Firstly, producers of uranium are a good way to gain exposure to the industry. As stated, uranium is the main ingredient in the generation of nuclear energy.

Energy producing giants Cameco and Kazatomprom are examples of producers of uranium. Kazatomprom for example produces around one quarter of the world’s uranium.

Then, there’s nuclear energy providers. These are the energy giants that operate nuclear plants and provide energy to the grid.

EDF Energy is an example here. EDF is one of the largest nuclear providers in the world. Over three quarters of the electricity it produces comes from nuclear power plants. Globally, EDF operates 73 nuclear reactors. 

EDF operates conventional nuclear reactors.
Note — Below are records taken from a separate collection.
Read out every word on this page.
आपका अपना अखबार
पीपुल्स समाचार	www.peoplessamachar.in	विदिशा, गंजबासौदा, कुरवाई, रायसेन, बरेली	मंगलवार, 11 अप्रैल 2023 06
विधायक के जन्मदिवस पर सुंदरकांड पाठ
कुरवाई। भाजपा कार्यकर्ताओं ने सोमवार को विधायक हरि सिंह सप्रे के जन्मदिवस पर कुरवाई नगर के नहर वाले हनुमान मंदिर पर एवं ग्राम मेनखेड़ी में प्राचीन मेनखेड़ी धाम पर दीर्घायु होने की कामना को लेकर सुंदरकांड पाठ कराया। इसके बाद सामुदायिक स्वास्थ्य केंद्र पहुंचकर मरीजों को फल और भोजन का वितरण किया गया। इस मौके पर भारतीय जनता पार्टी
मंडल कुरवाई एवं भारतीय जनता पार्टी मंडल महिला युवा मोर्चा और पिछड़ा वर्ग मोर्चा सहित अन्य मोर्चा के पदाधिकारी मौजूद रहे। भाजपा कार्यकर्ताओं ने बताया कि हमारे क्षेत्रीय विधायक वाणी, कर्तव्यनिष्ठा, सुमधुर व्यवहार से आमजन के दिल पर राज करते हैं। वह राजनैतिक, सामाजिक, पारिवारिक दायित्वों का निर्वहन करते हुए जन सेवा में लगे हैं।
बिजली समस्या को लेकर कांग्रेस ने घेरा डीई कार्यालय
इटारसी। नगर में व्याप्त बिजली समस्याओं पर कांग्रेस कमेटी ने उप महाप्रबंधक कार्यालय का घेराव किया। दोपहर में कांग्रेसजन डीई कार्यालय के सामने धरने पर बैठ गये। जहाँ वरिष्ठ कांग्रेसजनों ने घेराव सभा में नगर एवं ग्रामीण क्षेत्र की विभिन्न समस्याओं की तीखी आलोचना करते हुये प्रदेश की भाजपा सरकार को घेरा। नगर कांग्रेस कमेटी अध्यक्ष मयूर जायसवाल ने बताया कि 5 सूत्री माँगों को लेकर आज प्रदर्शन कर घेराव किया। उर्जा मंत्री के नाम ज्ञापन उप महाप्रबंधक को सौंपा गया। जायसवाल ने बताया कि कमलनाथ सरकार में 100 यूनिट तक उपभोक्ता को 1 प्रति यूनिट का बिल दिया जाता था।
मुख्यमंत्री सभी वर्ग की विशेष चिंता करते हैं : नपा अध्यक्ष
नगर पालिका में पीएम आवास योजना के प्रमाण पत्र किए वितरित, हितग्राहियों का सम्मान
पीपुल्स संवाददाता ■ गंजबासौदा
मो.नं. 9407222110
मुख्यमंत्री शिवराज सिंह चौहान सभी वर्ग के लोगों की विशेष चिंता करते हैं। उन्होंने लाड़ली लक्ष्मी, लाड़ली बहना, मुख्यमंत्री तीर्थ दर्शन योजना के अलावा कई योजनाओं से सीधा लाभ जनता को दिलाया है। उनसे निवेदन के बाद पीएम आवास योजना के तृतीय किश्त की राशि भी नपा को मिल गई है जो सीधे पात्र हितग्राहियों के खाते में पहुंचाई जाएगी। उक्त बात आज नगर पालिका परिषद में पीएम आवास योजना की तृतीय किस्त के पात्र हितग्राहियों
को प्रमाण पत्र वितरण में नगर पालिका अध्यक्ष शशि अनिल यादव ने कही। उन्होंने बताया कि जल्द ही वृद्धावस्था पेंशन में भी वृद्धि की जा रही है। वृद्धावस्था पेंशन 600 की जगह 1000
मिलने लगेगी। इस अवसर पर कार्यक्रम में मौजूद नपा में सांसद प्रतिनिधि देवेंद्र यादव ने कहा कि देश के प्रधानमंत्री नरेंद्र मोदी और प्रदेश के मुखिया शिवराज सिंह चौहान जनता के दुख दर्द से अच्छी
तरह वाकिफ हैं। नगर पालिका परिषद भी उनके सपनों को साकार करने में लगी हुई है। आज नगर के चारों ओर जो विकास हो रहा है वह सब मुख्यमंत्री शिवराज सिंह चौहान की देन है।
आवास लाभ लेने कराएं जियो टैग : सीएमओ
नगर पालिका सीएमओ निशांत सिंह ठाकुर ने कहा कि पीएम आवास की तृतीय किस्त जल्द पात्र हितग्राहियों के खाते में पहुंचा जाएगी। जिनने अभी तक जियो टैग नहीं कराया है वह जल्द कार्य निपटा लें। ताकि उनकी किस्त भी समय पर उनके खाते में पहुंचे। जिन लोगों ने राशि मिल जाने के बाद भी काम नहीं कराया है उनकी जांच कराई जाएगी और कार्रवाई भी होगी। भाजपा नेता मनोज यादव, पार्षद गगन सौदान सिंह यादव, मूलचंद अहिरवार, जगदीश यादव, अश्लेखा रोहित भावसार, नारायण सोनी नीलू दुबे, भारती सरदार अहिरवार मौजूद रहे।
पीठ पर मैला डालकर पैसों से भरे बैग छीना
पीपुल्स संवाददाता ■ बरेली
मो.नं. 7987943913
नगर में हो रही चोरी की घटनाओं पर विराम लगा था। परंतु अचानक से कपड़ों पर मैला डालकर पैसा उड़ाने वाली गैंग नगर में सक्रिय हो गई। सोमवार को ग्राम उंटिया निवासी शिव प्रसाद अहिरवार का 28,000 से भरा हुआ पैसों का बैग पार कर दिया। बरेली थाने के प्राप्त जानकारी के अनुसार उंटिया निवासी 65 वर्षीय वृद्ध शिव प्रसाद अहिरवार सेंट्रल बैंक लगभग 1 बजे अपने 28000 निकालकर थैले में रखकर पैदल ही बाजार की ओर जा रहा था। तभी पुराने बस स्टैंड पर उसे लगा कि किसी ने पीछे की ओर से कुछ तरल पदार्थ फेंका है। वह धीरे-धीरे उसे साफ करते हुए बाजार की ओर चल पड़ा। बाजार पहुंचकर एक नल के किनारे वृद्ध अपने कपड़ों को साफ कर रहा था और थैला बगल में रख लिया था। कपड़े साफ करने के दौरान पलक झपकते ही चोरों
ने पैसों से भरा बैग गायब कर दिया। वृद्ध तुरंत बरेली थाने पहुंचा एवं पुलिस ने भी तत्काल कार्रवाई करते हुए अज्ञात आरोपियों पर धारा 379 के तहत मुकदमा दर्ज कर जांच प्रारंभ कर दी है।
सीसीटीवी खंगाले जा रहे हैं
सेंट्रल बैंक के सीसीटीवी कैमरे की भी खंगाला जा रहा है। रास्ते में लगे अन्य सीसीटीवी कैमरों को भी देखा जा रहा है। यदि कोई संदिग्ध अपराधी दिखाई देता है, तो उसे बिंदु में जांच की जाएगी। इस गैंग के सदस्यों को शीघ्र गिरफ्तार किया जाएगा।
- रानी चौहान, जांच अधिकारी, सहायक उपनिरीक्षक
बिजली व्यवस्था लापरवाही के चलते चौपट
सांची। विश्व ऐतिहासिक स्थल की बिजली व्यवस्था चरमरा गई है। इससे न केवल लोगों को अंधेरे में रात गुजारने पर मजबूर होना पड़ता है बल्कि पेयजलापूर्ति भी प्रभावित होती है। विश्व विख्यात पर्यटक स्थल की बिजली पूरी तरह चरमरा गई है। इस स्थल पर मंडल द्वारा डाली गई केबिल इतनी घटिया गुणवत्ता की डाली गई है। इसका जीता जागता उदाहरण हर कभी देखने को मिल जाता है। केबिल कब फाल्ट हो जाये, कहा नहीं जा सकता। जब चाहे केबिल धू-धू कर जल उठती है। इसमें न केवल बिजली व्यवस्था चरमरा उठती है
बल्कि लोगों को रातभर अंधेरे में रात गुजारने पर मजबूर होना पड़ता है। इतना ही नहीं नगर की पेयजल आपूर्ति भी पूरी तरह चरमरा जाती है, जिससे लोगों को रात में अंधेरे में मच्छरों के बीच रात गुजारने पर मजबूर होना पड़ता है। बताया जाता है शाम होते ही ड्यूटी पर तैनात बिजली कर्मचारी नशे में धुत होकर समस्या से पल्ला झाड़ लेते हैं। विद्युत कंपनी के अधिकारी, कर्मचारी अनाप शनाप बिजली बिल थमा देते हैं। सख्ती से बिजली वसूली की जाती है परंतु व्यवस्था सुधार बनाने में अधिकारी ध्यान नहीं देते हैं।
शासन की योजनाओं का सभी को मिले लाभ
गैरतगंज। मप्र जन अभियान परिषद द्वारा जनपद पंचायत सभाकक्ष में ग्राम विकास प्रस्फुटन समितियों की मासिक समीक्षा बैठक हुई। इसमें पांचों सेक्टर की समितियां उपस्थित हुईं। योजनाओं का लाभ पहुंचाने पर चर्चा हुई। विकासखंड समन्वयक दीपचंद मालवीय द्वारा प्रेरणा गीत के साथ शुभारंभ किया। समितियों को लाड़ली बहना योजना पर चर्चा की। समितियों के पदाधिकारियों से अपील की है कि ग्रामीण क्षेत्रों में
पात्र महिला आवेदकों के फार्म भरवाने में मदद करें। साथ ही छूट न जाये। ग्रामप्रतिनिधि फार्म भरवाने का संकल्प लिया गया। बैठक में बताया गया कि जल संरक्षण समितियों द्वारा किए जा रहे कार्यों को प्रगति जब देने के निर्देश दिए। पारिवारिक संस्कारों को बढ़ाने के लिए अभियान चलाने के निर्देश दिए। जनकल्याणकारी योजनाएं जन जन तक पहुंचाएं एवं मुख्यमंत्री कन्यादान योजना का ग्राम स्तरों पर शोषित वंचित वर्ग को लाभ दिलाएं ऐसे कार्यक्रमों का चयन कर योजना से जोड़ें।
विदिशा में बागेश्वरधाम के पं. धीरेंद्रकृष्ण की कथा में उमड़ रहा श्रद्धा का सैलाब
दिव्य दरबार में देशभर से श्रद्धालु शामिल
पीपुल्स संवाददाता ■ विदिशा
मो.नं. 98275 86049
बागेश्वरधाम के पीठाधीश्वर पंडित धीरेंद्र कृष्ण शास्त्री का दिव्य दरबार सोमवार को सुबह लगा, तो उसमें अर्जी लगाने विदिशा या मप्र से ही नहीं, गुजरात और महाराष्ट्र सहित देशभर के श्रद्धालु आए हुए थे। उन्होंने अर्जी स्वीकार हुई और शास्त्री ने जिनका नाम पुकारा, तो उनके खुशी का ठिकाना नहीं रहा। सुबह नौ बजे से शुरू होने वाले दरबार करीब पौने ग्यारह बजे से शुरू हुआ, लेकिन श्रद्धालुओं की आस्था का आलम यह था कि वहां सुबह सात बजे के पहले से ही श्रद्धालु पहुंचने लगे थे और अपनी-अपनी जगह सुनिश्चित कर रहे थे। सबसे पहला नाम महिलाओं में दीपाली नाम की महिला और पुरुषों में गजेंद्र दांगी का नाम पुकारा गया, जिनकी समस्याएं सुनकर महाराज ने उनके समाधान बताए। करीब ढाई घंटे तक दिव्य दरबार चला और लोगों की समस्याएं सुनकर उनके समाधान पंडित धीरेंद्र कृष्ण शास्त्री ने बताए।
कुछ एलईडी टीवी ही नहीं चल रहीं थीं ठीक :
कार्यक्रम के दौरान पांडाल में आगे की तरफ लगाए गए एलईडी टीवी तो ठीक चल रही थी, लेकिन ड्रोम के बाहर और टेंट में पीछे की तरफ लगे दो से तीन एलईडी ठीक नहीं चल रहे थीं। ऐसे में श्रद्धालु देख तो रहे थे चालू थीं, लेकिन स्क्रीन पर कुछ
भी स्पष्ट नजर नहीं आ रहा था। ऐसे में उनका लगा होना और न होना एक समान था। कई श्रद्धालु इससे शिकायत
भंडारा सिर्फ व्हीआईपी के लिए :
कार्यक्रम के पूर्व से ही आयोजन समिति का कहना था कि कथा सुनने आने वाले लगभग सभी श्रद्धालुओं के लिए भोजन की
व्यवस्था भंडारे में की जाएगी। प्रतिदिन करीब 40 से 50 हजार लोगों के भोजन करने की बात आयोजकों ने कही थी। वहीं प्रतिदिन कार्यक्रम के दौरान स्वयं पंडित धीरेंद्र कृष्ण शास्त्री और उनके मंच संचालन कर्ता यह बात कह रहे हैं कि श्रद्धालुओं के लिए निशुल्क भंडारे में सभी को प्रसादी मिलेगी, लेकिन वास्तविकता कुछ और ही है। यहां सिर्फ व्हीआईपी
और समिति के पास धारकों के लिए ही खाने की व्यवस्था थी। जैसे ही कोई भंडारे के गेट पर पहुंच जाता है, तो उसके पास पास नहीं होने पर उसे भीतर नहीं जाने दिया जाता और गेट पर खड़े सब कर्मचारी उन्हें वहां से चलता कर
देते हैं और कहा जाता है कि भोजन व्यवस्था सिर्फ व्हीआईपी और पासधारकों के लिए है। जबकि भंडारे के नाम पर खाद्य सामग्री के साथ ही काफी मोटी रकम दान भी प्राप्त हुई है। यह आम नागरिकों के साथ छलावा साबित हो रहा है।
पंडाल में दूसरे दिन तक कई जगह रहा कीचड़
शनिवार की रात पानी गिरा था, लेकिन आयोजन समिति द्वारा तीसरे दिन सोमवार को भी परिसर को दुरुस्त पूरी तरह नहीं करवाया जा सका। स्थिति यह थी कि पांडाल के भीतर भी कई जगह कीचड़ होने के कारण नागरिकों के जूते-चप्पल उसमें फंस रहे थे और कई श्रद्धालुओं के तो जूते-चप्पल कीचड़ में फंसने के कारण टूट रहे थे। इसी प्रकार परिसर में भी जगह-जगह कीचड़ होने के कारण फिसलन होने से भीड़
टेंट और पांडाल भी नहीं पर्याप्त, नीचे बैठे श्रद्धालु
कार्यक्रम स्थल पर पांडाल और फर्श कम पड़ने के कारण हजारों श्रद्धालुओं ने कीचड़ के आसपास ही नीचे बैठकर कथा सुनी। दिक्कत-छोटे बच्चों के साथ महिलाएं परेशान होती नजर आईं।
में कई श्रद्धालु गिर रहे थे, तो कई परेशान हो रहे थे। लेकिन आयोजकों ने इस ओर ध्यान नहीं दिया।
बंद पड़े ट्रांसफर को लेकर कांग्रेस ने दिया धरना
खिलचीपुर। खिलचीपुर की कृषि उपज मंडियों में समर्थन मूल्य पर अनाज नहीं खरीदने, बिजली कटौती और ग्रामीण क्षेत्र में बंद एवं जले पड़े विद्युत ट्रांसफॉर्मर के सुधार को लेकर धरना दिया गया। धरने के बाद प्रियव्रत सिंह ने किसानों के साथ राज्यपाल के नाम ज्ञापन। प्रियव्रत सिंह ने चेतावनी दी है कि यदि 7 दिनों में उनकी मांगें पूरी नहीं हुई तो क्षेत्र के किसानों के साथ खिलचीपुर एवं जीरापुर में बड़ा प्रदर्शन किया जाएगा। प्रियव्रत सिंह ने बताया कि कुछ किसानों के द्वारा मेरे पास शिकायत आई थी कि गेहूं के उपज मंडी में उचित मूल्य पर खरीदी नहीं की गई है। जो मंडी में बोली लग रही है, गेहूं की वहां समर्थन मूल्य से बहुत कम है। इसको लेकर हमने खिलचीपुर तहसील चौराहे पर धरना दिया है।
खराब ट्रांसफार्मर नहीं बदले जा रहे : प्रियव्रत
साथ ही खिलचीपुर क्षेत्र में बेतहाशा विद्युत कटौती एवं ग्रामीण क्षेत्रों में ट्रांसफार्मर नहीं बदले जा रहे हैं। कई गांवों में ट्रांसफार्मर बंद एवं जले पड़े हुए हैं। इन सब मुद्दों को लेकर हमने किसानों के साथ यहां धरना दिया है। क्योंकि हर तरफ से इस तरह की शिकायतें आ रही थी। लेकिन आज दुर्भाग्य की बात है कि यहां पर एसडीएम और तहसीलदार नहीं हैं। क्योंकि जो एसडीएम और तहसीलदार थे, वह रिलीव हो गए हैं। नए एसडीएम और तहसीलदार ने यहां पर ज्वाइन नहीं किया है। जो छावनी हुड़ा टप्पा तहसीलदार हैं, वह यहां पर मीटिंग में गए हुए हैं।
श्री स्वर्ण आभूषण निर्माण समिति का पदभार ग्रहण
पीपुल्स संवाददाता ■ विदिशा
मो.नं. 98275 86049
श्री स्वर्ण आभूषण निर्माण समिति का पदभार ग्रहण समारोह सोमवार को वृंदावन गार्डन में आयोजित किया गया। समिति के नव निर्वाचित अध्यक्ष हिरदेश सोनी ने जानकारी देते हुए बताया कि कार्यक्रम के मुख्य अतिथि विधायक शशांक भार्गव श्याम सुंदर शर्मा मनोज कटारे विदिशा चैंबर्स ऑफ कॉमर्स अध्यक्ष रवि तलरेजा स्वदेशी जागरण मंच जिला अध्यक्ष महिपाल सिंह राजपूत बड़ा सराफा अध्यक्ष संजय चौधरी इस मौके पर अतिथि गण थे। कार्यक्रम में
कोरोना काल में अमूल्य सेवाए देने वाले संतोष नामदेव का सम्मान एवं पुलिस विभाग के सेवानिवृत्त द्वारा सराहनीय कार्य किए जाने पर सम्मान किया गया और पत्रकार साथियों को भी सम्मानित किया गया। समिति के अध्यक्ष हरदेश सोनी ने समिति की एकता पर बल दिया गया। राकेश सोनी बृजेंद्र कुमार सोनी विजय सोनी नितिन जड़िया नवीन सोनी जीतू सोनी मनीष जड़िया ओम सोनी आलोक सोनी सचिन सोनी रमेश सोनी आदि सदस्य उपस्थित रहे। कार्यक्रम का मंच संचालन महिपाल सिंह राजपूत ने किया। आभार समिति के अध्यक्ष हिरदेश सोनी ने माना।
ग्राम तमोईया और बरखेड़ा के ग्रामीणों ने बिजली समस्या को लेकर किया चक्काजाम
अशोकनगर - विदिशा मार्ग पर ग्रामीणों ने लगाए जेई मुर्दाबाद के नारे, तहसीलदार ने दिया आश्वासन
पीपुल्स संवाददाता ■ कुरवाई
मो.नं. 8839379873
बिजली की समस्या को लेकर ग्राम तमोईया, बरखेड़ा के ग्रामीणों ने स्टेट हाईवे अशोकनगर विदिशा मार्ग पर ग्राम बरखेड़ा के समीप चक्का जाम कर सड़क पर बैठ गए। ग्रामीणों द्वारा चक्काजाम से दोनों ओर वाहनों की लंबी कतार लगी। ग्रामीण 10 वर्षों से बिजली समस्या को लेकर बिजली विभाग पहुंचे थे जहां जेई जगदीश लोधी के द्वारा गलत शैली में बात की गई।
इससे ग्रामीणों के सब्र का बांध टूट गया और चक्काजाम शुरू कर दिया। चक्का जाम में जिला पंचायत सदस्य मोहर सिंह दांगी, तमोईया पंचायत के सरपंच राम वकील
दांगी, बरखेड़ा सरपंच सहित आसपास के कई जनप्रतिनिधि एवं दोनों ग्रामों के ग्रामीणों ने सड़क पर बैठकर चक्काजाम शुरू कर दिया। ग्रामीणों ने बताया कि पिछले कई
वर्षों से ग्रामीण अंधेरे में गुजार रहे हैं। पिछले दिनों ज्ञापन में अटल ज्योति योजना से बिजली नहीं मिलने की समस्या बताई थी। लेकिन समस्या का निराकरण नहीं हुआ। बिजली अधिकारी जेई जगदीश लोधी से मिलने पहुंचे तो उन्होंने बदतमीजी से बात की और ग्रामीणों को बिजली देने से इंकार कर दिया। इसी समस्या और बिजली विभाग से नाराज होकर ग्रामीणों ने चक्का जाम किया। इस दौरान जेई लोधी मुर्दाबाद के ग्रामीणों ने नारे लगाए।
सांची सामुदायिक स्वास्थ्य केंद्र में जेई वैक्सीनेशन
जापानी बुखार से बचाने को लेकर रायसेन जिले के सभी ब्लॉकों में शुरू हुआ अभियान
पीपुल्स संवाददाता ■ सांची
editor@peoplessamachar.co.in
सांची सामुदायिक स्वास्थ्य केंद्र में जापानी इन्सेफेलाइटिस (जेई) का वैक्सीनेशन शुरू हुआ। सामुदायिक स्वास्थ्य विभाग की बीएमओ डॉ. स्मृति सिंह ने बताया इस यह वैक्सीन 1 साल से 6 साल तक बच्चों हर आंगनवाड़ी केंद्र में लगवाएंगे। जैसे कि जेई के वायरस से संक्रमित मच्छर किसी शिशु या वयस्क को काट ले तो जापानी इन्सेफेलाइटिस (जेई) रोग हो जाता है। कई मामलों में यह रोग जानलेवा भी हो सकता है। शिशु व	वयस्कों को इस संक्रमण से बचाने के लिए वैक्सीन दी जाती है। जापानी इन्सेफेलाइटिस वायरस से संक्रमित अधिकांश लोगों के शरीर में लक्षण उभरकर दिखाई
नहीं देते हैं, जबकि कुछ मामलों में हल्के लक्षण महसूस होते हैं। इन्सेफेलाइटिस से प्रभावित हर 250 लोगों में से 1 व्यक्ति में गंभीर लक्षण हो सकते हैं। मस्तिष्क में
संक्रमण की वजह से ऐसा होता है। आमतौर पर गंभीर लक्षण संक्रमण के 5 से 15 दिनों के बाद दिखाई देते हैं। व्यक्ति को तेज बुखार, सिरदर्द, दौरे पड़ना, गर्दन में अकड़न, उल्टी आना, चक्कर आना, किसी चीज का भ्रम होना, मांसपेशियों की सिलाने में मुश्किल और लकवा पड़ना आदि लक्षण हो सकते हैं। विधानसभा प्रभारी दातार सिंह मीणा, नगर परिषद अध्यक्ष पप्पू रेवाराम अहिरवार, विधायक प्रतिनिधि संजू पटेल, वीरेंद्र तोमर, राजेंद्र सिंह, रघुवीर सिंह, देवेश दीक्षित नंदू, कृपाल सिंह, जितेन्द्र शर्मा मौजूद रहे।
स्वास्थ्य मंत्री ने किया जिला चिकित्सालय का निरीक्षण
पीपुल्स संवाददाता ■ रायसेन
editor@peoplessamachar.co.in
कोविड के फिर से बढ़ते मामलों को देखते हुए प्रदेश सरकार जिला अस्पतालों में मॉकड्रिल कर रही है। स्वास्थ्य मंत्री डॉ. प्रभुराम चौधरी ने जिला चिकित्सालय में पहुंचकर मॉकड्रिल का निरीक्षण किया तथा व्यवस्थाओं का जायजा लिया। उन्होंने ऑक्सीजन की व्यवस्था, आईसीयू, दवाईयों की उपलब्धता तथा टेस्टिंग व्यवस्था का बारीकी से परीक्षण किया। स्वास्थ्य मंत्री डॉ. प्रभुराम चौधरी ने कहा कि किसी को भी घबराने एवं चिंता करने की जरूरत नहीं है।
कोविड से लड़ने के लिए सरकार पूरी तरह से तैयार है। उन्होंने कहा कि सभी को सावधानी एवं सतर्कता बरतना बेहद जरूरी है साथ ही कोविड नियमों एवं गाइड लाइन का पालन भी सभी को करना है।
These are the larger nuclear reactor sites that can take years to build.

There are also companies that build the nuclear reactors and develop nuclear reactor technology.

Examples of these kinds of companies would be Rolls-Royce Holdings and NuScale Power. Yes, Rolls-Royce, the diversified UK-based industrial giant, is even involved in nuclear energy!

Finally, many investors also turn to exchange-traded funds (ETFs). An ETF can give you exposure to a whole basket of companies involved in the nuclear industry.

There are a number of uranium or nuclear-based ETFs that you can find on the London Stock Exchange and overseas on the US markets as well.

A great resource is where you can search for specific investment ideas (like nuclear energy or uranium) and the ETFs globally that are available.

In short, nuclear energy is back. And in our view is going to be one of the biggest energy stories of the decade. From our view, if you’re thinking about investing in this sector, now is the time to move.